The tornado then curved slightly southward, damaging various structures and uprooting multiple trees. It sharply turned upwards, striking Selva del Montello with retained F5 intensity. Several fatalities occurred, and a large church was destroyed. The tornado accelerated, narrowly missing several small communities, including Giavera del Montello. It crossed Via Arditi and proceeded through the northern portions of Bavaria at a lower intensity. It crossed a small stream and impacted multiple fields before passing through the center of Sovilla, causing significant damage to houses and other structures along its path.

The tornado continued northwestward, crossing a large river and impacting multiple small hamlets and villages at various intensities. In open crop fields, the ground scouring it left behind reached depths of at least 3 inches (7.6 cm). Passing through the small community of Sarano, it caused only minor damage to buildings before beginning to intensify once more.

The town of Capo di Sopra avoided a direct hit from the tornado, but damage was still documented in the area. The tornado caused intense damage to crops and trees. Shortly afterward, it entered the town limits of San Odorico and Sacile, tracking directly through the centers of both towns and causing severe damage. The tornado also damaged San Giovanni del Tempio, destroying houses and a commercial structure.
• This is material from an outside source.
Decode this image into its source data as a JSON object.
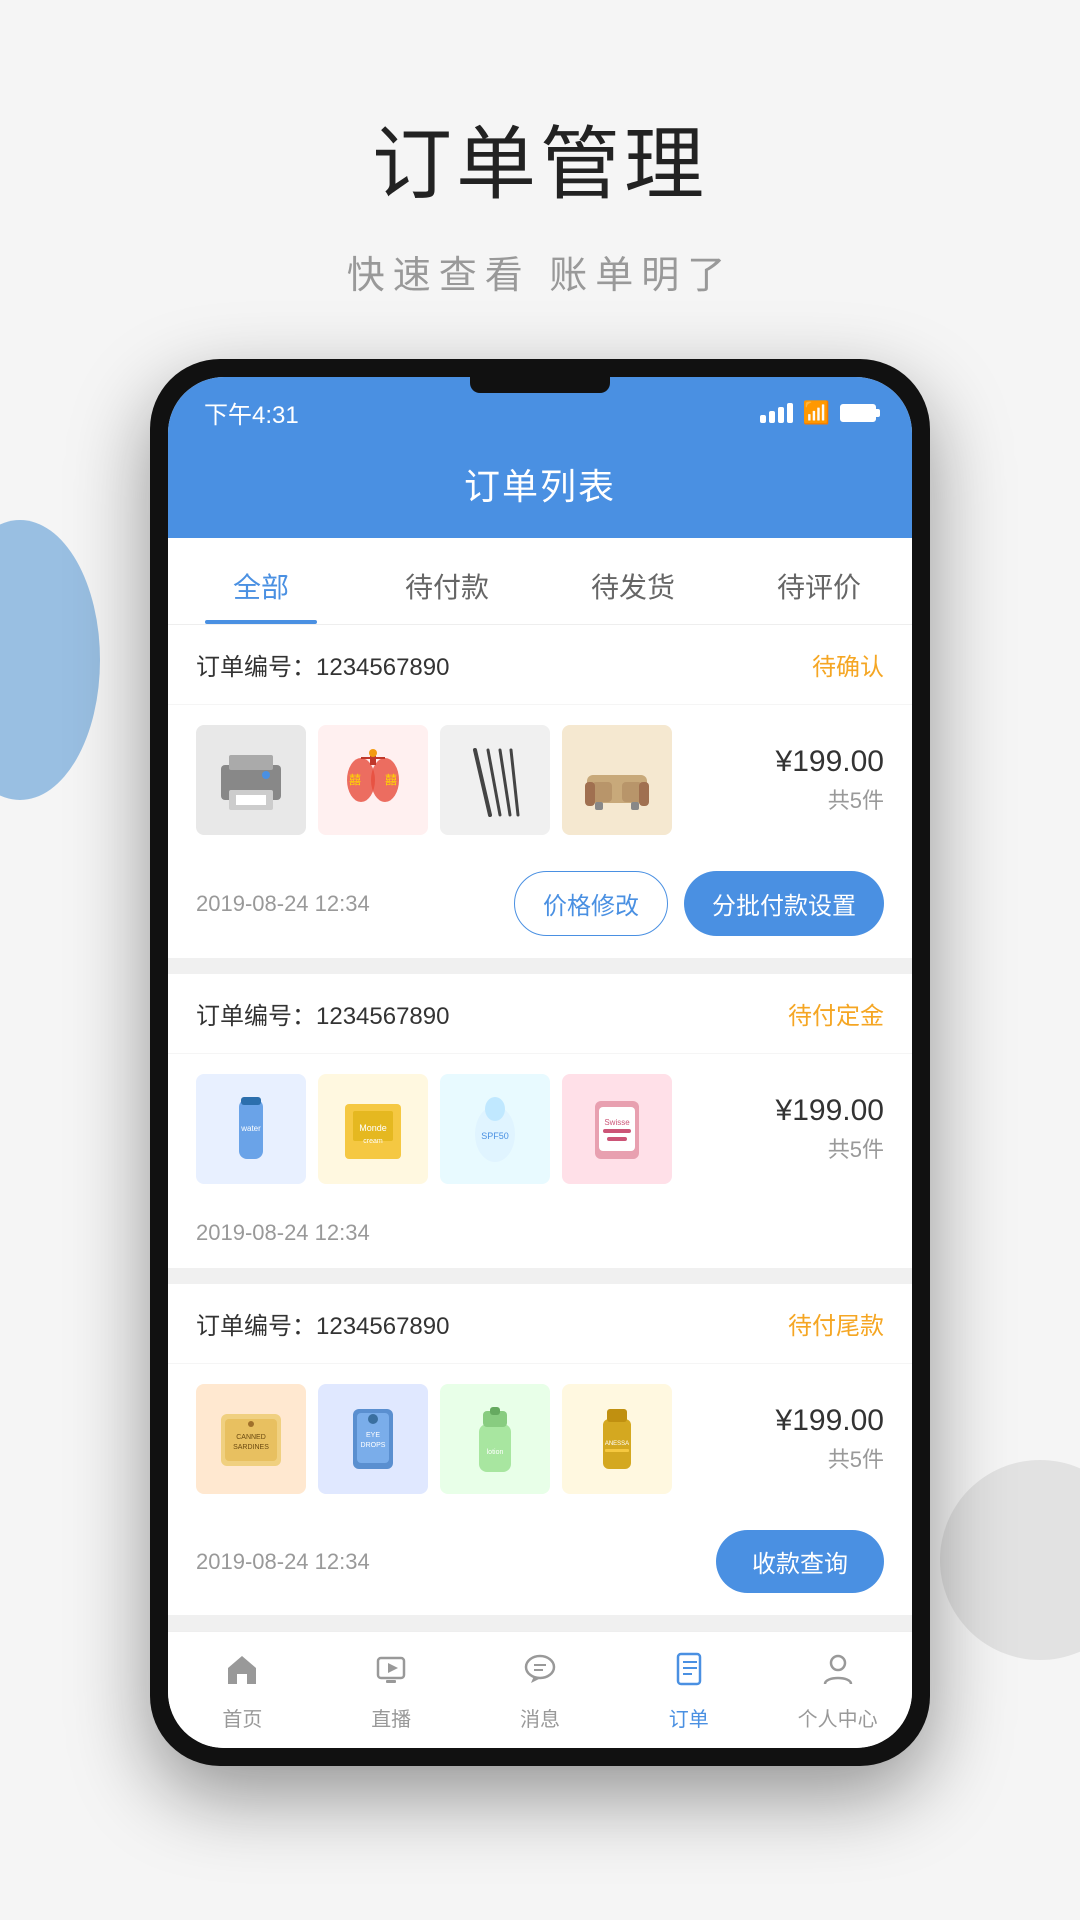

The tornado rapidly weakened east of the village of Talmasson, causing only minor damage to foliage and trees. It hit the center of Roverdo in Piano at a weak intensity, resulting in minor damage to structures and injuries to one or more people. The tornado then passed north of San Quirino and crossed a large river before dissipating at 1:43 p.m.

In total, the tornado tracked an estimated 50 miles (80 km) while maintaining high-end F4 and F5 intensity. It resulted in 23 fatalities, injured at least 110 others, and caused millions of dollars in damages.